I did throughput test as well, it was slightly faster, but not the boost I was
hoping for.
The copy of the /usr (2.1G) - 5 runs average:
w/o linked list: 7:30 mins
with this patch: 7:23 mins

The limiting factor here is the SD card I have used.

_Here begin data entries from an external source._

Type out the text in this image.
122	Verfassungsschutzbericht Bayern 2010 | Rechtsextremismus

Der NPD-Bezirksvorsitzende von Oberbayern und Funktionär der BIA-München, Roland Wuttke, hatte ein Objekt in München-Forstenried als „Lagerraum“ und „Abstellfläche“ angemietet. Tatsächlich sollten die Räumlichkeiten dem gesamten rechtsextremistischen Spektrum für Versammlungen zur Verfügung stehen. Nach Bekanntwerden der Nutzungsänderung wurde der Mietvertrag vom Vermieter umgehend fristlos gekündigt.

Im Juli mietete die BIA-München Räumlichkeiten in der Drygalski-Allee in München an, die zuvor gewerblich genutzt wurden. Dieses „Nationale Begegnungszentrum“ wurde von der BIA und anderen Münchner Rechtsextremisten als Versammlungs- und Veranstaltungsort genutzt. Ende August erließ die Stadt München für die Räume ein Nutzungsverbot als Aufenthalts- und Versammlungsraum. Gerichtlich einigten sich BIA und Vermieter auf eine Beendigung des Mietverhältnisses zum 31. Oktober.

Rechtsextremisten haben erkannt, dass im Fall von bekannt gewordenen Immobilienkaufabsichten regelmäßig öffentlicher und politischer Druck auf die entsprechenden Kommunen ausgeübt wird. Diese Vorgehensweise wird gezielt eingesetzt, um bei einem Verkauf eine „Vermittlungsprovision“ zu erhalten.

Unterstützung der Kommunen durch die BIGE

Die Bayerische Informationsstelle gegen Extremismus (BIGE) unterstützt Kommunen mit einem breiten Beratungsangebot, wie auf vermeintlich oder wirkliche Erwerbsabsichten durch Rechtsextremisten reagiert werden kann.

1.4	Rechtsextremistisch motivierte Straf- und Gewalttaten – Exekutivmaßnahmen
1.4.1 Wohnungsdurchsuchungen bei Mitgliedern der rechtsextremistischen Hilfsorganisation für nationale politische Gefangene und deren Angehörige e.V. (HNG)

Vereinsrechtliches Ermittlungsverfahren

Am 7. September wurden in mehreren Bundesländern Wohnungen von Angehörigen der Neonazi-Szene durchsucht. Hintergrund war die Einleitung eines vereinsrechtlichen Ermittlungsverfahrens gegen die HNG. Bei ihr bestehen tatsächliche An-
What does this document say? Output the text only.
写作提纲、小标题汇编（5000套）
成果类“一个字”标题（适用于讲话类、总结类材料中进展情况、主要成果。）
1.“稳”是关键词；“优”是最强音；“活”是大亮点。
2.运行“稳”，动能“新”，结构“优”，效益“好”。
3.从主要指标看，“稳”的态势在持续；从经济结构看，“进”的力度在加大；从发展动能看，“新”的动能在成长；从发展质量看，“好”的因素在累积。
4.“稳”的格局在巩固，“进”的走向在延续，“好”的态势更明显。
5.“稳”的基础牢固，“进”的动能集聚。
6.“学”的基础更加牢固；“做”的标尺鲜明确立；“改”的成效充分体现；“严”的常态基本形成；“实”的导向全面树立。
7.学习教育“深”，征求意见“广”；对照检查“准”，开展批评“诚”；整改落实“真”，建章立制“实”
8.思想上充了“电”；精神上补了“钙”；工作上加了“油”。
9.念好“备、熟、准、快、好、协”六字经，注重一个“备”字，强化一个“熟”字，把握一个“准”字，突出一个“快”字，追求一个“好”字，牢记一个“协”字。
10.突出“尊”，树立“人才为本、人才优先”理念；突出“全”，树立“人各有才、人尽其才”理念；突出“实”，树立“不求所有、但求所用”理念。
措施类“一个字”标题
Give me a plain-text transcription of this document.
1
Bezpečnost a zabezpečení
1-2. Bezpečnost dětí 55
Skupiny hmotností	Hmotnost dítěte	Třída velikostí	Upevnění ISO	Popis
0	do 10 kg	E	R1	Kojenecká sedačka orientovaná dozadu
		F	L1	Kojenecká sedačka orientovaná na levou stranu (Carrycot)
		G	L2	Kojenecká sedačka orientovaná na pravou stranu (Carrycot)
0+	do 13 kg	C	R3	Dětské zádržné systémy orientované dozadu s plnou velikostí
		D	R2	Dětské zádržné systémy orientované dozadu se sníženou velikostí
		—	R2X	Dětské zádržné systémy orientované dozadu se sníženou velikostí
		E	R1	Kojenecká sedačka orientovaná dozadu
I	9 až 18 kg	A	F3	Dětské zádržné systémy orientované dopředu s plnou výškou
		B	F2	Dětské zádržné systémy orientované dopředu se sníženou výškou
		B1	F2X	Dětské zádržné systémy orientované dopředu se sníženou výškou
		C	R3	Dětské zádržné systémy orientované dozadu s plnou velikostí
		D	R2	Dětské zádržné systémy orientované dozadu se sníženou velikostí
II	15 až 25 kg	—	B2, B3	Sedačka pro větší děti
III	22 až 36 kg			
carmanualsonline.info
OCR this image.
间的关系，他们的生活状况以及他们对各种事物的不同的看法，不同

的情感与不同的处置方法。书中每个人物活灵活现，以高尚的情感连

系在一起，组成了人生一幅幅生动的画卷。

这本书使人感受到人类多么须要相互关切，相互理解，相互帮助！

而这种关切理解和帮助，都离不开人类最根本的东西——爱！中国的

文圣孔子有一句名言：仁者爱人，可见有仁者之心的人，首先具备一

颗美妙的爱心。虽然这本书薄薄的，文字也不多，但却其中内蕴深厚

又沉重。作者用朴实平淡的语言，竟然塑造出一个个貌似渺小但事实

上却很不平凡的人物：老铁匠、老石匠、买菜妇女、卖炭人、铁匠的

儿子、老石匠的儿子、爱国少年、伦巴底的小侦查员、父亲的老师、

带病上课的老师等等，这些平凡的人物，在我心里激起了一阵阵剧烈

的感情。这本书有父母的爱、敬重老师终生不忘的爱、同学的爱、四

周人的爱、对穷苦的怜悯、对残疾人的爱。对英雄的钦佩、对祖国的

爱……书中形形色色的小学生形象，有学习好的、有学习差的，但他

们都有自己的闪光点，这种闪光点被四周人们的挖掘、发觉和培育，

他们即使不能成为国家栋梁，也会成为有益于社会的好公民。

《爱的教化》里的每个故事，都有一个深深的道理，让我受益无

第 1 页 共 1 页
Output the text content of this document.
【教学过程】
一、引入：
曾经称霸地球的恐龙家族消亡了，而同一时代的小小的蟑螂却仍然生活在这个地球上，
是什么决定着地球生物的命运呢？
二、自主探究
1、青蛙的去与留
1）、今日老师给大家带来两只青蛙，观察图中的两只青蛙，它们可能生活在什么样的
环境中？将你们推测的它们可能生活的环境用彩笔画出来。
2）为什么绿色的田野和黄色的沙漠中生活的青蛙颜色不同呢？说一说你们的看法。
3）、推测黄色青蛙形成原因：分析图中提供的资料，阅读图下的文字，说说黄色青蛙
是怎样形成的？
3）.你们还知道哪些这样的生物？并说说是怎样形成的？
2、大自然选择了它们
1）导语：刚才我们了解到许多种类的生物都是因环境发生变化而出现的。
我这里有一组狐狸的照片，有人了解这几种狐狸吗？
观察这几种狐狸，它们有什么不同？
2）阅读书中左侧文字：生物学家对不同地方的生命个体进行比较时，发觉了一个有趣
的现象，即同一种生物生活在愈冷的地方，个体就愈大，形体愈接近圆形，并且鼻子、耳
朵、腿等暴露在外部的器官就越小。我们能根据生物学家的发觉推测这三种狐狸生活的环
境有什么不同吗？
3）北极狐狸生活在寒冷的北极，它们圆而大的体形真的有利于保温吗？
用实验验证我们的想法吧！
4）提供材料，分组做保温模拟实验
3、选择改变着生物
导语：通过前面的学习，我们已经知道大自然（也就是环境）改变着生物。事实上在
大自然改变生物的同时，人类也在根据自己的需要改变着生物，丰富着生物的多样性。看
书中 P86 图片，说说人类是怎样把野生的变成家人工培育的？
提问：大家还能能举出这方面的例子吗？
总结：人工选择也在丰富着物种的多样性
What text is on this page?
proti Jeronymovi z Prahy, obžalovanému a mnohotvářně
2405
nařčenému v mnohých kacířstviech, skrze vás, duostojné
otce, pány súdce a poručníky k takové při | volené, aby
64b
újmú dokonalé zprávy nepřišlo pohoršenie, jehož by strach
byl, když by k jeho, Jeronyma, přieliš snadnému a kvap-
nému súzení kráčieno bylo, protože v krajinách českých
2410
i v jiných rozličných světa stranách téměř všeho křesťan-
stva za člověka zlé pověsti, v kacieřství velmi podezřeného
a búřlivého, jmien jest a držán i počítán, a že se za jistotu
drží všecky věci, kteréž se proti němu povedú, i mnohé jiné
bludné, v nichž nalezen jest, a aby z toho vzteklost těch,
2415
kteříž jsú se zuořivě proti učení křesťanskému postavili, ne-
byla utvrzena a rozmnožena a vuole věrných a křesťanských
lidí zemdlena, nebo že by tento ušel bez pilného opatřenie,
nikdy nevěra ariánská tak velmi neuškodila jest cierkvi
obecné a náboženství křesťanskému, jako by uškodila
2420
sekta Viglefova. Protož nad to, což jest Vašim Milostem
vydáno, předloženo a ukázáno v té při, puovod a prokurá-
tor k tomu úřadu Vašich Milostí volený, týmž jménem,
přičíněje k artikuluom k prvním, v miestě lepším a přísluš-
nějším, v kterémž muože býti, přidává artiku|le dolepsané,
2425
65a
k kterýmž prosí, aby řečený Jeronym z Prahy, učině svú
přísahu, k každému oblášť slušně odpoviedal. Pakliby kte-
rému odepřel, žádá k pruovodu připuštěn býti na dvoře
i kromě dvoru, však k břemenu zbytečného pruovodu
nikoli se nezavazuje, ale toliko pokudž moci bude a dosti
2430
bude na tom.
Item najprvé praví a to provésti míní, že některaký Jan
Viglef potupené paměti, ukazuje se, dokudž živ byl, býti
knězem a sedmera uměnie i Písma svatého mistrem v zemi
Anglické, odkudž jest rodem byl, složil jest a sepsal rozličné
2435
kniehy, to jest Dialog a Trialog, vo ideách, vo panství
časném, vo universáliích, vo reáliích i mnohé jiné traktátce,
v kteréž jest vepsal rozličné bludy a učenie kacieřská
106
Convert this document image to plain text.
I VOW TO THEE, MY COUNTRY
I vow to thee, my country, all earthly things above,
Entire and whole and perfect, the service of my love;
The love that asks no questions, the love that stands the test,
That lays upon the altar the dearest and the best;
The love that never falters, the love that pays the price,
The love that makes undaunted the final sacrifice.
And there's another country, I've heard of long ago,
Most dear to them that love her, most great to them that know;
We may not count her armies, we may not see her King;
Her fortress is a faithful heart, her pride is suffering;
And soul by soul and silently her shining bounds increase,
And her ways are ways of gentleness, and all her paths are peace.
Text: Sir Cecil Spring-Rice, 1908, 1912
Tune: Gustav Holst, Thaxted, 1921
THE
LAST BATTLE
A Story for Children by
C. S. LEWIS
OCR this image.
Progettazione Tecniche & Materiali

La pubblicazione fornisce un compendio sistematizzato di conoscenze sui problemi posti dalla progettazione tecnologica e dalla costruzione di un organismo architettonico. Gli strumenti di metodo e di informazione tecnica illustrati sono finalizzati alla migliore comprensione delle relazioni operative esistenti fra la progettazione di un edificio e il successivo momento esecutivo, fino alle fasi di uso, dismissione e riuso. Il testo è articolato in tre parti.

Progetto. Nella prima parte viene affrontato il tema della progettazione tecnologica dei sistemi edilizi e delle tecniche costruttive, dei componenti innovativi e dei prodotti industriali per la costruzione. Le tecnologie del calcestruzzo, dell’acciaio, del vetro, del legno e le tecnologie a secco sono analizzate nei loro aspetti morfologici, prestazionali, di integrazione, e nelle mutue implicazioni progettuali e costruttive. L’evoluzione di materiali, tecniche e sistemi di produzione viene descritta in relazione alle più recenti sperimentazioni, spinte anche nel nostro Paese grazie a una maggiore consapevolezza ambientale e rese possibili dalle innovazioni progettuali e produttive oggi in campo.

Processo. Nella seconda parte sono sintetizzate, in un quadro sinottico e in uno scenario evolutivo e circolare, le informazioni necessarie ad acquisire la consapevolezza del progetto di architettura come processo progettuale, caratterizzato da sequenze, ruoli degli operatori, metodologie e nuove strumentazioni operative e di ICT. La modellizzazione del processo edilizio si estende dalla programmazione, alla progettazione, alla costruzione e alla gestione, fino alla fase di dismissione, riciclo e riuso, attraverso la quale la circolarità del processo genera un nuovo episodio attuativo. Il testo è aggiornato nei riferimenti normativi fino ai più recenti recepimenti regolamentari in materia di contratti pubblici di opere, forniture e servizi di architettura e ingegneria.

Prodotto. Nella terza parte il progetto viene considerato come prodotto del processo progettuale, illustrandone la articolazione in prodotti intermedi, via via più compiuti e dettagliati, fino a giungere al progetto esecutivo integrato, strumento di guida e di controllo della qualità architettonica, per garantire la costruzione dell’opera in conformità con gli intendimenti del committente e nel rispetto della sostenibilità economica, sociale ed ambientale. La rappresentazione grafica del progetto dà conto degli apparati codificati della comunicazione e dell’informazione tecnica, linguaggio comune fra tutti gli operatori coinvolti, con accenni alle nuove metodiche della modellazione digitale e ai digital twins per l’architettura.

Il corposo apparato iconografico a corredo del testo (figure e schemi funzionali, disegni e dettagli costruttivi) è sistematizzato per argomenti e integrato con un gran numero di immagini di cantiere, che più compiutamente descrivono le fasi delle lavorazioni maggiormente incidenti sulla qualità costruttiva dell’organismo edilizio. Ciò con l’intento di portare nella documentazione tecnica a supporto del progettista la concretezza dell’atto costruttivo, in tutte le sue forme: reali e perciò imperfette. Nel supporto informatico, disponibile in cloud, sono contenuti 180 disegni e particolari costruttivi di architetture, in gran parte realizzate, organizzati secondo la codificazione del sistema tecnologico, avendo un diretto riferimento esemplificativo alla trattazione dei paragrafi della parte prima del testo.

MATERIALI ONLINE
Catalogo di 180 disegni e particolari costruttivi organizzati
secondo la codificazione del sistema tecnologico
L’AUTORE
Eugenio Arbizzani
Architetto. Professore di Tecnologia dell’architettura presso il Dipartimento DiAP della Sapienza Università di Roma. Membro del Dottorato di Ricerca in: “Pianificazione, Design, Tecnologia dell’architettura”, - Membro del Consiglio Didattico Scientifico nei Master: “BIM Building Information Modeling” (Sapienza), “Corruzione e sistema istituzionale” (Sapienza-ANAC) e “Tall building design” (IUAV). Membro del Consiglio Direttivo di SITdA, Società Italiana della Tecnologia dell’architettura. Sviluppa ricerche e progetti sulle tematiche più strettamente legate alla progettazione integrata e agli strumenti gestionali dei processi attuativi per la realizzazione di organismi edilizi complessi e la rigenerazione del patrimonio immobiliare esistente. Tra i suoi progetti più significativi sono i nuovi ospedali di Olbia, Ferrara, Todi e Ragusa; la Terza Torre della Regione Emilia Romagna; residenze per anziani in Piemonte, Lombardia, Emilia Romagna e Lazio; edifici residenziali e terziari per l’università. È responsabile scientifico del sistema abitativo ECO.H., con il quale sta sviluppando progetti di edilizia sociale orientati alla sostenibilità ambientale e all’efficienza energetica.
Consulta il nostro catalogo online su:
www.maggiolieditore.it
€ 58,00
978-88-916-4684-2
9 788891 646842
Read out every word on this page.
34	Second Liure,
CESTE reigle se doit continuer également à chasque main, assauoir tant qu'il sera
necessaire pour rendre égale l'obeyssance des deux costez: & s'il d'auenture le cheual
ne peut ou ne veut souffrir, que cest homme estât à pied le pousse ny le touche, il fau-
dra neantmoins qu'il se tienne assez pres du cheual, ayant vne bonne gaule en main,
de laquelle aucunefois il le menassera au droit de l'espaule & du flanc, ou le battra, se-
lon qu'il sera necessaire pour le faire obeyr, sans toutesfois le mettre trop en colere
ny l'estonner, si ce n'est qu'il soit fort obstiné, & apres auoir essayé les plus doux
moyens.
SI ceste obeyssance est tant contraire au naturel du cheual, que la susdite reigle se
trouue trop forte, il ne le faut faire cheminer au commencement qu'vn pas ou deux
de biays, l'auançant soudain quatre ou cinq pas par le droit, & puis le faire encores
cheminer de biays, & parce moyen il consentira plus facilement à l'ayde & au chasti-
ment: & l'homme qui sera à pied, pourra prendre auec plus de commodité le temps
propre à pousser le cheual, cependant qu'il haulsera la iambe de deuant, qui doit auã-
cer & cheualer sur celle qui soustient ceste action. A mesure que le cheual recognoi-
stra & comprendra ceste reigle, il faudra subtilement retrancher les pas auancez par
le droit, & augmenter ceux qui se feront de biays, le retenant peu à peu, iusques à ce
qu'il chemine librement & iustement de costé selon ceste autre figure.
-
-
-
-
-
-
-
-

But the board was way
more responsible during heavy I/O tasks, like running 'emerge --sync' I can
still use the board.

>> @@ -743,6 +863,7 @@ static struct dma_async_tx_descriptor *omap_dma_prep_slave_sg(
>>  	struct omap_desc *d;
>>  	dma_addr_t dev_addr;
>>  	unsigned i, es, en, frame_bytes;
>> +	bool ll_failed = false;
>>  	u32 burst;
>>  
>>  	if (dir == DMA_DEV_TO_MEM) {
>> @@ -818,16 +939,47 @@ static struct dma_async_tx_descriptor *omap_dma_prep_slave_sg(
>>  	 */
>>  	en = burst;
>>  	frame_bytes = es_bytes[es] * en;
>> +
>> +	if (sglen >= 2)
>> +		d->using_ll = od->ll123_supported;
> 
> No upperbound on length? Does the hardware support any lengths?

No, we don't have upper limit, we can link as many sg as we could allocate
from the pool.

-- 
Péter